行政機関が国民に知られたくない情報を「特定秘密」に指定して、国民の目から隠してしまえるということも可能なのだが、秘密保護法には「特定秘密」を取り扱う人を調査し、管理する「適性評価制度」というものが規定されていることも問題なのだ。調査項目はローンなどの返済状況だけでなく精神疾患などでの通院歴等、プライバシーに関する事項を含め多岐にわたっており、対象も秘密を取り扱う人というのは国家公務員だけではなく、一部の地方公務員や政府と契約関係にある民間事業者で働く人も含まれているというのだ。その上これらの本人だけではなくて家族や同居人にも調査が及ぶこととなり、広い範囲の人の個人情報が収集・管理されることになるというのだ。
しかもこの批判の多い特定秘密保護法は、初めて作られた原案に関する政府内の協議で、情報漏えい事件が少ないことなどが理由で、「法の必要性である立法事実が弱い」と内閣法制局に指摘されていたことが分かったというのだ。成立当時から特定秘密保護法には「立法事実がない」と法律家から批判されているのだが、政府内にも同様の異論があったことになるというのだ。この立法事実とは法律を作ったり改正したりする際にその必要性を根拠づける事実のことで、法律が憲法に違反していないかどうかを裁判所が審査する際、その有無が判断基準の一つになるというのだ。これは大手新聞社が特定秘密保護法案の作成過程を探ろうと情報公開請求した文章で分かったというのだ。
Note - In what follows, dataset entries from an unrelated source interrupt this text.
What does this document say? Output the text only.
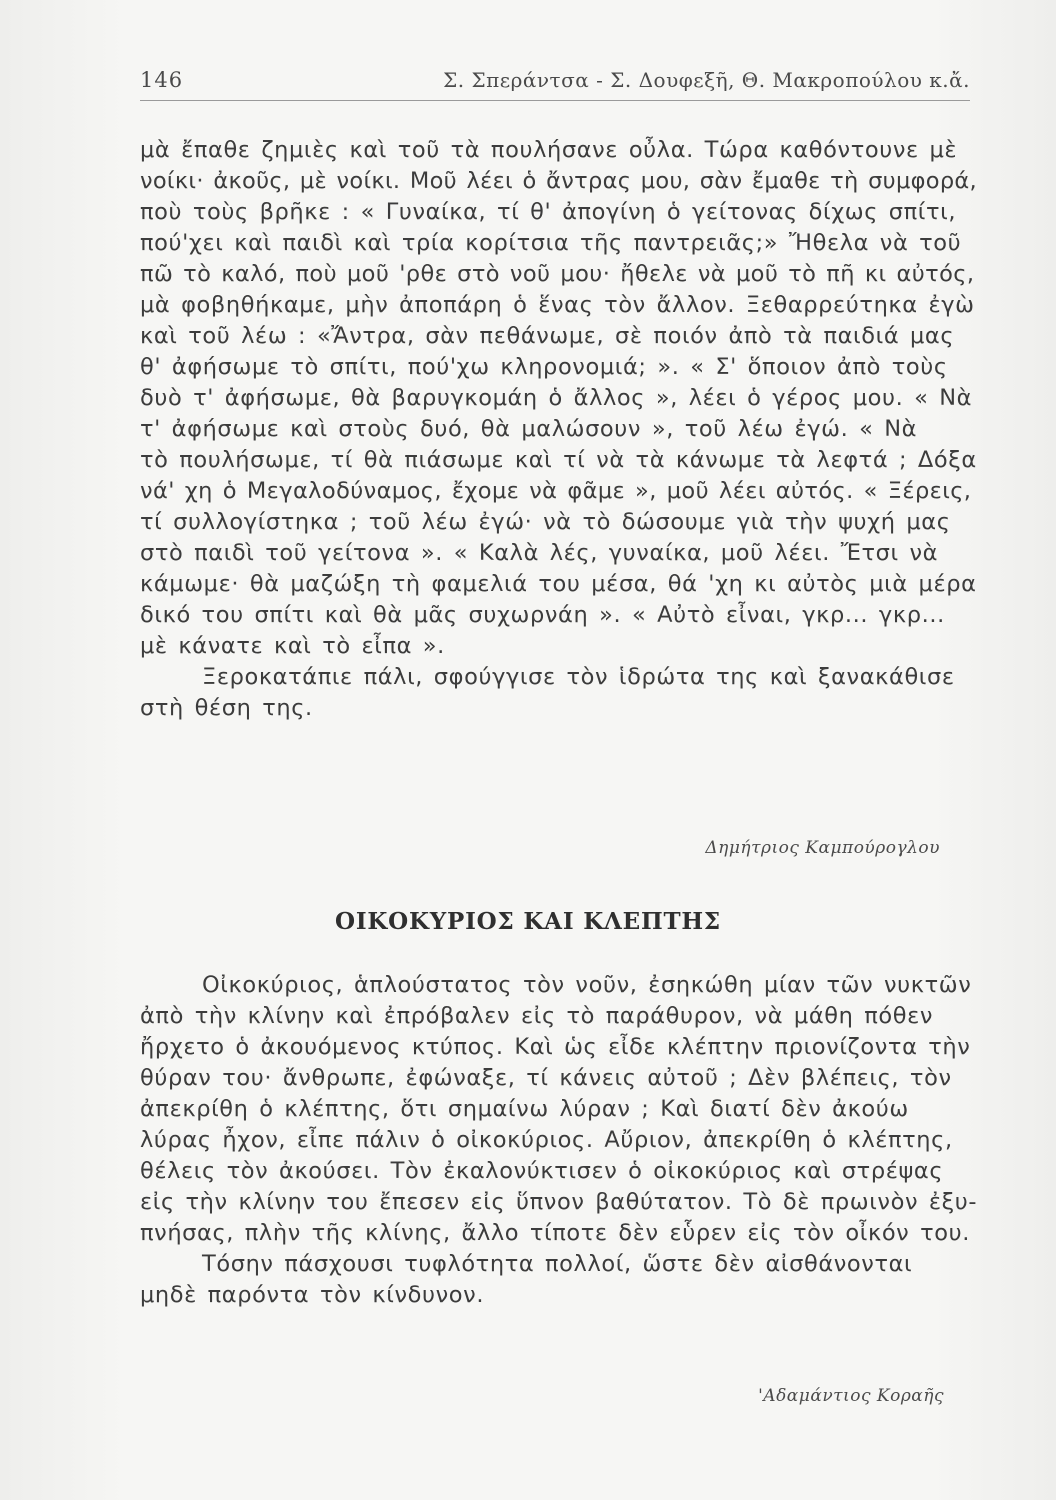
146	Σ. Σπεράντσα - Σ. Δουφεξῆ, Θ. Μακροπούλου κ.ἄ.
μὰ ἔπαθε ζημιὲς καὶ τοῦ τὰ πουλήσανε οὖλα. Τώρα καθόντουνε μὲ
νοίκι· ἀκοῦς, μὲ νοίκι. Μοῦ λέει ὁ ἄντρας μου, σὰν ἔμαθε τὴ συμφορά,
ποὺ τοὺς βρῆκε : « Γυναίκα, τί θ' ἀπογίνη ὁ γείτονας δίχως σπίτι,
πού'χει καὶ παιδὶ καὶ τρία κορίτσια τῆς παντρειᾶς;» Ἤθελα νὰ τοῦ
πῶ τὸ καλό, ποὺ μοῦ 'ρθε στὸ νοῦ μου· ἤθελε νὰ μοῦ τὸ πῆ κι αὐτός,
μὰ φοβηθήκαμε, μὴν ἀποπάρη ὁ ἕνας τὸν ἄλλον. Ξεθαρρεύτηκα ἐγὼ
καὶ τοῦ λέω : «Ἄντρα, σὰν πεθάνωμε, σὲ ποιόν ἀπὸ τὰ παιδιά μας
θ' ἀφήσωμε τὸ σπίτι, πού'χω κληρονομιά; ». « Σ' ὅποιον ἀπὸ τοὺς
δυὸ τ' ἀφήσωμε, θὰ βαρυγκομάη ὁ ἄλλος », λέει ὁ γέρος μου. « Νὰ
τ' ἀφήσωμε καὶ στοὺς δυό, θὰ μαλώσουν », τοῦ λέω ἐγώ. « Νὰ
τὸ πουλήσωμε, τί θὰ πιάσωμε καὶ τί νὰ τὰ κάνωμε τὰ λεφτά ; Δόξα
νά' χη ὁ Μεγαλοδύναμος, ἔχομε νὰ φᾶμε », μοῦ λέει αὐτός. « Ξέρεις,
τί συλλογίστηκα ; τοῦ λέω ἐγώ· νὰ τὸ δώσουμε γιὰ τὴν ψυχή μας
στὸ παιδὶ τοῦ γείτονα ». « Καλὰ λές, γυναίκα, μοῦ λέει. Ἔτσι νὰ
κάμωμε· θὰ μαζώξη τὴ φαμελιά του μέσα, θά 'χη κι αὐτὸς μιὰ μέρα
δικό του σπίτι καὶ θὰ μᾶς συχωρνάη ». « Αὐτὸ εἶναι, γκρ... γκρ...
μὲ κάνατε καὶ τὸ εἶπα ».
Ξεροκατάπιε πάλι, σφούγγισε τὸν ἱδρώτα της καὶ ξανακάθισε
στὴ θέση της.
Δημήτριος Καμπούρογλου
ΟΙΚΟΚΥΡΙΟΣ ΚΑΙ ΚΛΕΠΤΗΣ
Οἰκοκύριος, ἁπλούστατος τὸν νοῦν, ἐσηκώθη μίαν τῶν νυκτῶν
ἀπὸ τὴν κλίνην καὶ ἐπρόβαλεν εἰς τὸ παράθυρον, νὰ μάθη πόθεν
ἤρχετο ὁ ἀκουόμενος κτύπος. Καὶ ὡς εἶδε κλέπτην πριονίζοντα τὴν
θύραν του· ἄνθρωπε, ἐφώναξε, τί κάνεις αὐτοῦ ; Δὲν βλέπεις, τὸν
ἀπεκρίθη ὁ κλέπτης, ὅτι σημαίνω λύραν ; Καὶ διατί δὲν ἀκούω
λύρας ἦχον, εἶπε πάλιν ὁ οἰκοκύριος. Αὔριον, ἀπεκρίθη ὁ κλέπτης,
θέλεις τὸν ἀκούσει. Τὸν ἐκαλονύκτισεν ὁ οἰκοκύριος καὶ στρέψας
εἰς τὴν κλίνην του ἔπεσεν εἰς ὕπνον βαθύτατον. Τὸ δὲ πρωινὸν ἐξυ-
πνήσας, πλὴν τῆς κλίνης, ἄλλο τίποτε δὲν εὗρεν εἰς τὸν οἶκόν του.
Τόσην πάσχουσι τυφλότητα πολλοί, ὥστε δὲν αἰσθάνονται
μηδὲ παρόντα τὸν κίνδυνον.
'Αδαμάντιος Κοραῆς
特定秘密保護法は民主党政権下で実質的な法案作りが始まったのだが、きっかけは尖閣諸島沖で海上保安庁の巡視船が中国漁船に衝突された事件の録画映像が、自衛官からネットに流出したことからなのだ。素案を作って防衛・外務・警察庁など関係省庁に提示して意見を求め、各省庁からの要求を取り入れたり断ったりしながら条文を調整する一方、月に1~3回程度のペースで内閣法制局に素案や資料を持ち込み、憲法や既存の法律との整合などについて指導や助言を受けて修正したというのだ。政府から開示された文書で確認できるだけでも法制局との協議は40回以上行われており、その協議は課長級の中堅官僚である参事官が主に担ったそうなのだ。
情報公開請求し開示された約4万枚の公文書では、法案の内容について政府内部でも議論があったことが記録され官僚たちの「ホンネ」も透けて見えるというのだが、国民の基本的人権を侵害しないよう戒める規定のことである「訓示的規定」について、法の危うさを政府自身が認識し批判をかわすために、「訓示的規定」を法案の素案に入れていたというのだ。「いずれ特定秘密だらけになり、国民の知らない間にあらゆる物事が決まる社会になってしまう」と主張に対して、「知る権利や報道の自由への配慮」や「第三者機関の設置を検討」という文言うぃ述べてはいるが、有識者は「典型的霞ヶ関用語。本気でやるなら『義務』と書く。官僚たちは始めからそんな気はない」と批判している。